Conselheiros de saúde fazem ato no Congresso para pedir a votação da EC 29. Corpo a corpo com parlamentares durou mais de uma hora. A regulamentação da Emenda 29 prevê R$ 12 bilhões anuais para o setor. É a segunda vez no mês de setembro que os conselheiros fazem mobilização junto aos parlamentares no Congresso Nacional.
Mais de cem conselheiros de saúde partiram em uma nova ofensiva no Congresso Nacional para acelerar a votação da Emenda Constitucional 29 (EC 29), que destina R$ 12 bilhões por ano para a saúde pública. O ato aconteceu em 23/0. Eles fizeram um corpo a corpo na galeria que liga o salão verde da Câmara dos Deputados à ala das comissões para sensibilizar os parlamentares a votar a favor das novas regras de financiamento da saúde. Os manifestantes também se ajoelharam no salão verde da Casa - local de expressivo trânsito de deputados - em um ato simbólico de apelo à análise do texto.
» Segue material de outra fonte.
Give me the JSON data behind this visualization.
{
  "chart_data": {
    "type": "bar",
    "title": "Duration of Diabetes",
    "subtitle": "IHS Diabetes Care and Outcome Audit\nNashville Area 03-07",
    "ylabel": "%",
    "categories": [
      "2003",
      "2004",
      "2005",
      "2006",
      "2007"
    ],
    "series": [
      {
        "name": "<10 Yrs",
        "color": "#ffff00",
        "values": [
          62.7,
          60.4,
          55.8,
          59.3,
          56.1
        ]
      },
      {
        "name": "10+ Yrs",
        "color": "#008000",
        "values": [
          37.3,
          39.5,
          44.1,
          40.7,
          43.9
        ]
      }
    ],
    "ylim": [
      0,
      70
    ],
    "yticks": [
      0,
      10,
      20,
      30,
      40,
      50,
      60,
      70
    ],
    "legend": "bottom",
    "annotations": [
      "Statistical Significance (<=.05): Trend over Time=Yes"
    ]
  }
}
Vindos de várias partes do País, os conselheiros representam secretários de Saúde, profissionais do setor e pacientes. Além de distribuir panfletos, os manifestantes entoaram hinos favoráveis à aprovação da Emenda Salva-Vidas, como estão se referindo ao texto. Eles decidiram intensificar o corpo a corpo com os parlamentares para garantir que a matéria entre logo na pauta da Câmara. O presidente da Frente Parlamentar da Saúde, Darcísio Perondi (PMDB-RS), acredita que a estratégia terá êxito. “Essa Casa vive de pressão; o povo quer a regulamentação da Emenda 29”, avalia.
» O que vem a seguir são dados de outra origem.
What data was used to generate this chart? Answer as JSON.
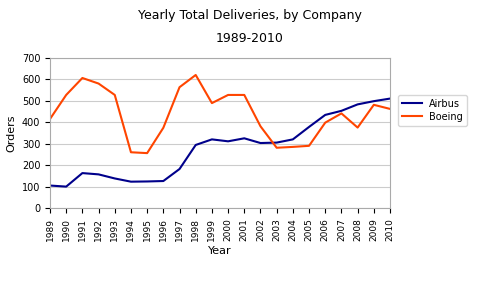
{
  "title": "Yearly Total Deliveries, by Company",
  "subtitle": "1989-2010",
  "xlabel": "Year",
  "ylabel": "Orders",
  "years": [
    1989,
    1990,
    1991,
    1992,
    1993,
    1994,
    1995,
    1996,
    1997,
    1998,
    1999,
    2000,
    2001,
    2002,
    2003,
    2004,
    2005,
    2006,
    2007,
    2008,
    2009,
    2010
  ],
  "airbus": [
    105,
    100,
    163,
    157,
    138,
    123,
    124,
    126,
    182,
    294,
    320,
    311,
    325,
    303,
    305,
    320,
    378,
    434,
    453,
    483,
    498,
    510
  ],
  "boeing": [
    415,
    527,
    606,
    580,
    527,
    260,
    256,
    374,
    563,
    620,
    489,
    527,
    527,
    381,
    281,
    285,
    290,
    398,
    441,
    375,
    481,
    462
  ],
  "airbus_color": "#00008B",
  "boeing_color": "#FF4500",
  "ylim": [
    0,
    700
  ],
  "yticks": [
    0,
    100,
    200,
    300,
    400,
    500,
    600,
    700
  ],
  "bg_color": "#ffffff",
  "plot_bg_color": "#ffffff",
  "grid_color": "#cccccc",
  "legend_labels": [
    "Airbus",
    "Boeing"
  ]
}
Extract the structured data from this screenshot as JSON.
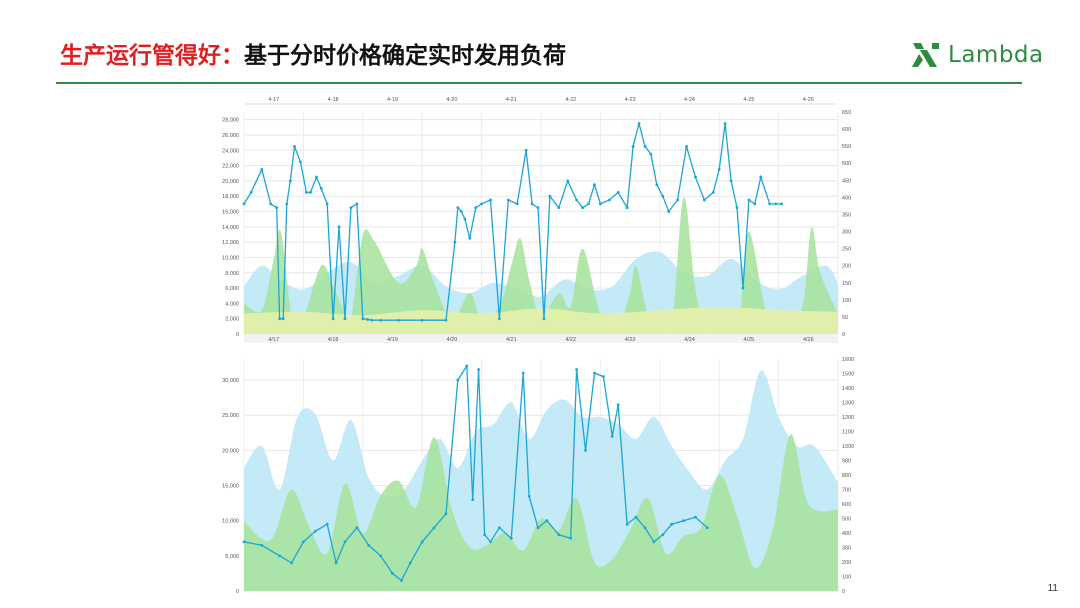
{
  "slide": {
    "title_highlight": "生产运行管得好：",
    "title_rest": "基于分时价格确定实时发用负荷",
    "brand_name": "Lambda",
    "page_number": "11"
  },
  "colors": {
    "title_red": "#e02020",
    "brand_green": "#2e8b3f",
    "load_line": "#1aa6d6",
    "green_area": "#a6e39a",
    "blue_area": "#bfe8f6",
    "yellow_area": "#e6f0a8"
  },
  "chart_data": [
    {
      "type": "line",
      "subtype": "line over area, dual axis",
      "top_axis_labels": [
        "4-17",
        "4-18",
        "4-19",
        "4-20",
        "4-21",
        "4-22",
        "4-23",
        "4-24",
        "4-25",
        "4-26"
      ],
      "x_tick_labels": [
        "4/17",
        "4/18",
        "4/19",
        "4/20",
        "4/21",
        "4/22",
        "4/23",
        "4/24",
        "4/25",
        "4/26"
      ],
      "y_left_ticks": [
        "0",
        "2,000",
        "4,000",
        "6,000",
        "8,000",
        "10,000",
        "12,000",
        "14,000",
        "16,000",
        "18,000",
        "20,000",
        "22,000",
        "24,000",
        "26,000",
        "28,000"
      ],
      "y_right_ticks": [
        "0",
        "50",
        "100",
        "150",
        "200",
        "250",
        "300",
        "350",
        "400",
        "450",
        "500",
        "550",
        "600",
        "650"
      ],
      "ylim_left": [
        0,
        29000
      ],
      "ylim_right": [
        0,
        650
      ],
      "x_range": [
        0,
        10
      ],
      "grid": true,
      "load_series": {
        "axis": "left",
        "x": [
          0,
          0.12,
          0.3,
          0.45,
          0.55,
          0.6,
          0.66,
          0.72,
          0.78,
          0.85,
          0.95,
          1.05,
          1.12,
          1.22,
          1.3,
          1.4,
          1.5,
          1.6,
          1.7,
          1.8,
          1.9,
          2.0,
          2.08,
          2.15,
          2.3,
          2.6,
          3.0,
          3.4,
          3.55,
          3.6,
          3.66,
          3.72,
          3.8,
          3.9,
          4.0,
          4.15,
          4.3,
          4.45,
          4.6,
          4.75,
          4.85,
          4.95,
          5.05,
          5.15,
          5.3,
          5.45,
          5.6,
          5.7,
          5.8,
          5.9,
          6.0,
          6.15,
          6.3,
          6.45,
          6.55,
          6.65,
          6.75,
          6.85,
          6.95,
          7.05,
          7.15,
          7.3,
          7.45,
          7.6,
          7.75,
          7.9,
          8.0,
          8.1,
          8.2,
          8.3,
          8.4,
          8.5,
          8.6,
          8.7,
          8.85,
          8.95,
          9.05
        ],
        "values": [
          17000,
          18500,
          21500,
          17000,
          16500,
          2000,
          2000,
          17000,
          20000,
          24500,
          22500,
          18500,
          18500,
          20500,
          19000,
          17000,
          2000,
          14000,
          2000,
          16500,
          17000,
          2000,
          1900,
          1800,
          1800,
          1800,
          1800,
          1800,
          12000,
          16500,
          16000,
          15000,
          12500,
          16500,
          17000,
          17500,
          2000,
          17500,
          17000,
          24000,
          17000,
          16500,
          2000,
          18000,
          16500,
          20000,
          17500,
          16500,
          17000,
          19500,
          17000,
          17500,
          18500,
          16500,
          24500,
          27500,
          24500,
          23500,
          19500,
          18000,
          16000,
          17500,
          24500,
          20500,
          17500,
          18500,
          21500,
          27500,
          20000,
          16500,
          6000,
          17500,
          17000,
          20500,
          17000,
          17000,
          17000
        ]
      },
      "green_series": {
        "axis": "right",
        "x": [
          0,
          0.3,
          0.5,
          0.62,
          0.8,
          1.0,
          1.3,
          1.5,
          1.7,
          1.8,
          2.0,
          2.2,
          2.6,
          2.9,
          3.0,
          3.2,
          3.5,
          3.8,
          4.0,
          4.3,
          4.5,
          4.65,
          4.8,
          5.0,
          5.3,
          5.5,
          5.7,
          6.0,
          6.3,
          6.5,
          6.6,
          6.8,
          7.0,
          7.2,
          7.4,
          7.6,
          7.8,
          8.0,
          8.2,
          8.35,
          8.5,
          8.8,
          9.1,
          9.4,
          9.55,
          9.7,
          10
        ],
        "values": [
          90,
          70,
          220,
          300,
          60,
          50,
          200,
          140,
          60,
          40,
          290,
          270,
          150,
          200,
          250,
          150,
          40,
          120,
          40,
          80,
          200,
          280,
          160,
          50,
          120,
          80,
          250,
          60,
          30,
          120,
          200,
          60,
          50,
          20,
          400,
          130,
          10,
          40,
          20,
          60,
          300,
          60,
          30,
          80,
          310,
          180,
          60
        ]
      },
      "blue_series": {
        "axis": "right",
        "x": [
          0,
          0.3,
          0.6,
          1.0,
          1.4,
          1.8,
          2.2,
          2.6,
          3.0,
          3.4,
          3.8,
          4.2,
          4.6,
          5.0,
          5.4,
          5.8,
          6.2,
          6.6,
          7.0,
          7.4,
          7.8,
          8.2,
          8.6,
          9.0,
          9.4,
          9.8,
          10
        ],
        "values": [
          140,
          200,
          160,
          130,
          180,
          210,
          150,
          170,
          200,
          140,
          120,
          150,
          130,
          110,
          160,
          130,
          140,
          220,
          240,
          180,
          170,
          220,
          160,
          130,
          170,
          200,
          150
        ]
      },
      "yellow_series": {
        "axis": "right",
        "x": [
          0,
          1,
          2,
          3,
          4,
          5,
          6,
          7,
          8,
          9,
          10
        ],
        "values": [
          60,
          65,
          55,
          70,
          60,
          75,
          60,
          70,
          80,
          70,
          65
        ]
      }
    },
    {
      "type": "line",
      "subtype": "line over area, dual axis",
      "y_left_ticks": [
        "0",
        "5,000",
        "10,000",
        "15,000",
        "20,000",
        "25,000",
        "30,000"
      ],
      "y_right_ticks": [
        "0",
        "100",
        "200",
        "300",
        "400",
        "500",
        "600",
        "700",
        "800",
        "900",
        "1000",
        "1100",
        "1200",
        "1300",
        "1400",
        "1500",
        "1600"
      ],
      "ylim_left": [
        0,
        33000
      ],
      "ylim_right": [
        0,
        1600
      ],
      "x_range": [
        0,
        10
      ],
      "grid": true,
      "load_series": {
        "axis": "left",
        "x": [
          0,
          0.3,
          0.6,
          0.8,
          1.0,
          1.2,
          1.4,
          1.55,
          1.7,
          1.9,
          2.1,
          2.3,
          2.5,
          2.65,
          2.8,
          3.0,
          3.2,
          3.4,
          3.6,
          3.75,
          3.85,
          3.95,
          4.05,
          4.15,
          4.3,
          4.5,
          4.7,
          4.8,
          4.95,
          5.1,
          5.3,
          5.5,
          5.6,
          5.75,
          5.9,
          6.05,
          6.2,
          6.3,
          6.45,
          6.6,
          6.75,
          6.9,
          7.05,
          7.2,
          7.4,
          7.6,
          7.8
        ],
        "values": [
          7000,
          6500,
          5000,
          4000,
          7000,
          8500,
          9500,
          4000,
          7000,
          9000,
          6500,
          5000,
          2500,
          1500,
          4000,
          7000,
          9000,
          11000,
          30000,
          32000,
          13000,
          31500,
          8000,
          7000,
          9000,
          7500,
          31000,
          13500,
          9000,
          10000,
          8000,
          7500,
          31500,
          20000,
          31000,
          30500,
          22000,
          26500,
          9500,
          10500,
          9000,
          7000,
          8000,
          9500,
          10000,
          10500,
          9000
        ]
      },
      "blue_series": {
        "axis": "right",
        "x": [
          0,
          0.3,
          0.6,
          0.9,
          1.2,
          1.5,
          1.8,
          2.1,
          2.4,
          2.7,
          3.0,
          3.3,
          3.6,
          3.9,
          4.2,
          4.5,
          4.8,
          5.1,
          5.4,
          5.7,
          6.0,
          6.3,
          6.6,
          6.9,
          7.2,
          7.5,
          7.8,
          8.1,
          8.4,
          8.7,
          9.0,
          9.3,
          9.6,
          10
        ],
        "values": [
          850,
          1000,
          700,
          1200,
          1220,
          900,
          1180,
          780,
          650,
          700,
          900,
          1050,
          850,
          1100,
          1150,
          1300,
          1050,
          1250,
          1320,
          1200,
          1200,
          1150,
          1050,
          1200,
          1000,
          820,
          700,
          900,
          1050,
          1520,
          1200,
          1000,
          1000,
          750
        ]
      },
      "green_series": {
        "axis": "right",
        "x": [
          0,
          0.3,
          0.5,
          0.8,
          1.1,
          1.4,
          1.7,
          2.0,
          2.3,
          2.6,
          2.9,
          3.2,
          3.5,
          3.8,
          4.1,
          4.4,
          4.7,
          5.0,
          5.3,
          5.6,
          5.9,
          6.2,
          6.5,
          6.8,
          7.1,
          7.4,
          7.7,
          8.0,
          8.3,
          8.6,
          8.9,
          9.2,
          9.5,
          10
        ],
        "values": [
          480,
          360,
          380,
          700,
          440,
          260,
          740,
          400,
          660,
          760,
          580,
          1060,
          560,
          300,
          320,
          400,
          280,
          500,
          420,
          640,
          200,
          220,
          420,
          640,
          260,
          380,
          440,
          800,
          520,
          160,
          420,
          1080,
          600,
          560
        ]
      }
    }
  ]
}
Esse foi o segundo ato organizado neste mês pelo Conselho Nacional de Saúde (CNS) na Câmara dos Deputados. O presidente do CNS, Francisco Batista Júnior, ressalta a necessidade desse dinheiro a mais para melhorar o atendimento de quem depende do Sistema Único de Saúde (SUS). “As grandes dificuldades que temos para avançar na qualificação do sistema dizem respeito ao financiamento, que é insuficiente”, explica. Para ele, a verba a mais garantida pela regulamentação da Emenda 29 - com a aprovação da Contribuição Social para a Saúde (CSS) - pode mudar esse cenário.
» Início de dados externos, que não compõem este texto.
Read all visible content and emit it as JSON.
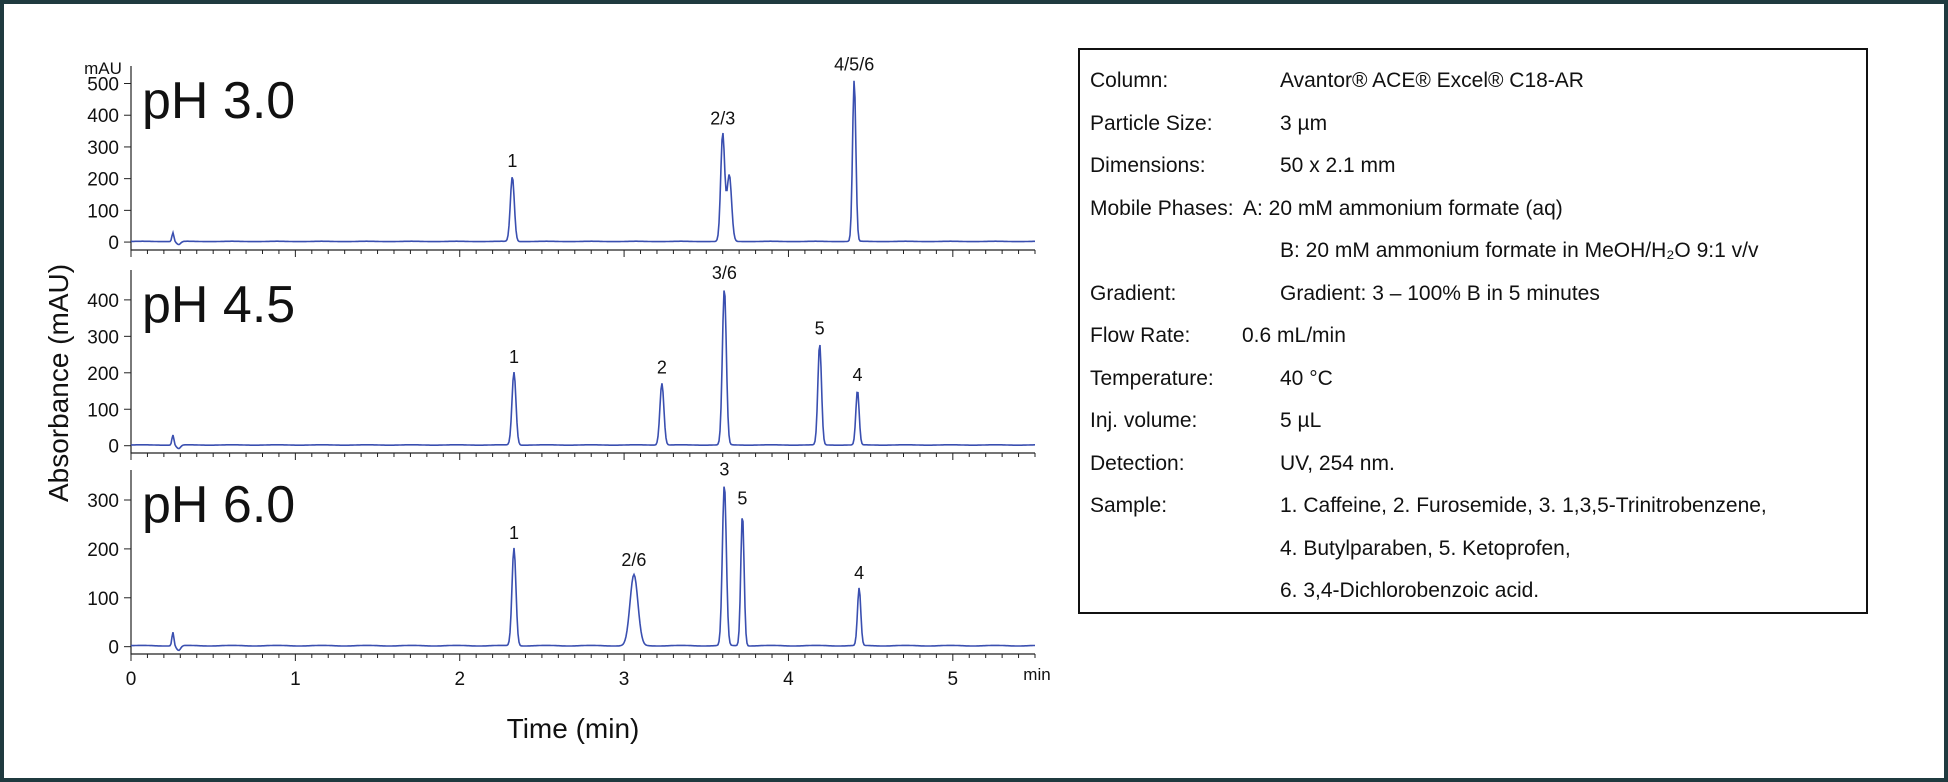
{
  "chart_data": {
    "type": "line",
    "ylabel": "Absorbance (mAU)",
    "y_unit": "mAU",
    "xlabel": "Time (min)",
    "x_unit": "min",
    "xlim": [
      0,
      5.5
    ],
    "x_ticks": [
      "0",
      "1",
      "2",
      "3",
      "4",
      "5"
    ],
    "panels": [
      {
        "label": "pH 3.0",
        "ylim": [
          -25,
          530
        ],
        "y_ticks": [
          "0",
          "100",
          "200",
          "300",
          "400",
          "500"
        ],
        "peaks": [
          {
            "label": "1",
            "time": 2.32,
            "height": 205,
            "width": 0.012
          },
          {
            "label": "2/3",
            "time": 3.6,
            "height": 340,
            "width": 0.012
          },
          {
            "label": "",
            "time": 3.64,
            "height": 210,
            "width": 0.014
          },
          {
            "label": "4/5/6",
            "time": 4.4,
            "height": 510,
            "width": 0.01
          }
        ]
      },
      {
        "label": "pH 4.5",
        "ylim": [
          -20,
          460
        ],
        "y_ticks": [
          "0",
          "100",
          "200",
          "300",
          "400"
        ],
        "peaks": [
          {
            "label": "1",
            "time": 2.33,
            "height": 200,
            "width": 0.012
          },
          {
            "label": "2",
            "time": 3.23,
            "height": 170,
            "width": 0.012
          },
          {
            "label": "3/6",
            "time": 3.61,
            "height": 430,
            "width": 0.012
          },
          {
            "label": "5",
            "time": 4.19,
            "height": 278,
            "width": 0.011
          },
          {
            "label": "4",
            "time": 4.42,
            "height": 150,
            "width": 0.01
          }
        ]
      },
      {
        "label": "pH 6.0",
        "ylim": [
          -15,
          345
        ],
        "y_ticks": [
          "0",
          "100",
          "200",
          "300"
        ],
        "peaks": [
          {
            "label": "1",
            "time": 2.33,
            "height": 200,
            "width": 0.012
          },
          {
            "label": "2/6",
            "time": 3.06,
            "height": 145,
            "width": 0.024
          },
          {
            "label": "3",
            "time": 3.61,
            "height": 330,
            "width": 0.012
          },
          {
            "label": "5",
            "time": 3.72,
            "height": 270,
            "width": 0.01
          },
          {
            "label": "4",
            "time": 4.43,
            "height": 118,
            "width": 0.01
          }
        ]
      }
    ]
  },
  "conditions": [
    {
      "label": "Column:",
      "value": "Avantor® ACE® Excel® C18-AR"
    },
    {
      "label": "Particle Size:",
      "value": "3 µm"
    },
    {
      "label": "Dimensions:",
      "value": "50 x 2.1 mm"
    },
    {
      "label": "Mobile Phases:",
      "value": "A: 20 mM ammonium formate (aq)"
    },
    {
      "label": "",
      "value": "B: 20 mM ammonium formate in MeOH/H₂O 9:1 v/v"
    },
    {
      "label": "Gradient:",
      "value": "Gradient: 3 – 100% B in 5 minutes"
    },
    {
      "label": "Flow Rate:",
      "value": "0.6 mL/min"
    },
    {
      "label": "Temperature:",
      "value": "40 °C"
    },
    {
      "label": "Inj. volume:",
      "value": "5 µL"
    },
    {
      "label": "Detection:",
      "value": "UV, 254 nm."
    },
    {
      "label": "Sample:",
      "value": "1. Caffeine, 2. Furosemide, 3. 1,3,5-Trinitrobenzene,"
    },
    {
      "label": "",
      "value": "4. Butylparaben, 5. Ketoprofen,"
    },
    {
      "label": "",
      "value": "6. 3,4-Dichlorobenzoic acid."
    }
  ],
  "colors": {
    "trace": "#3a4fb0",
    "frame": "#1f3a3f"
  }
}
Estados como a Bahia contam com a aprovação da CSS para melhorar a estrutura hospitalar. Áreas como UTI neonatal e alas de tratamento de câncer dos hospitais públicos seriam beneficiadas com o dinheiro arrecadado pela nova contribuição. O conselheiro estadual de saúde da Bahia, Josivaldo Gonçalves, espera que os deputados sejam sensíveis aos anseios dos baianos e de todos os brasileiros que precisam do SUS. “Hoje, temos poucos leitos [nos hospitais], faltam equipamentos, precisamos de mais pessoal especializado. O financiamento é essencial para melhorar o atendimento”, conclui.
REGULAMENTAÇÃO - A regulamentação da Emenda 29, que está tramitando na Câmara dos Deputados, trata do financiamento da saúde pública. A proposta cria a CSS, que deve injetar cerca de 12 bilhões reais por ano no setor. Essa contribuição incide sobre todas as transações financeiras no País. A alíquota é de 0,1% - o que representa o recolhimento de R$ 1 a cada R$ 1.000 movimentados. Estarão isentos dessa cobrança aposentados, pensionistas e pessoas com registro na carteira de trabalho que recebam, por mês, até R$ 3.218,90.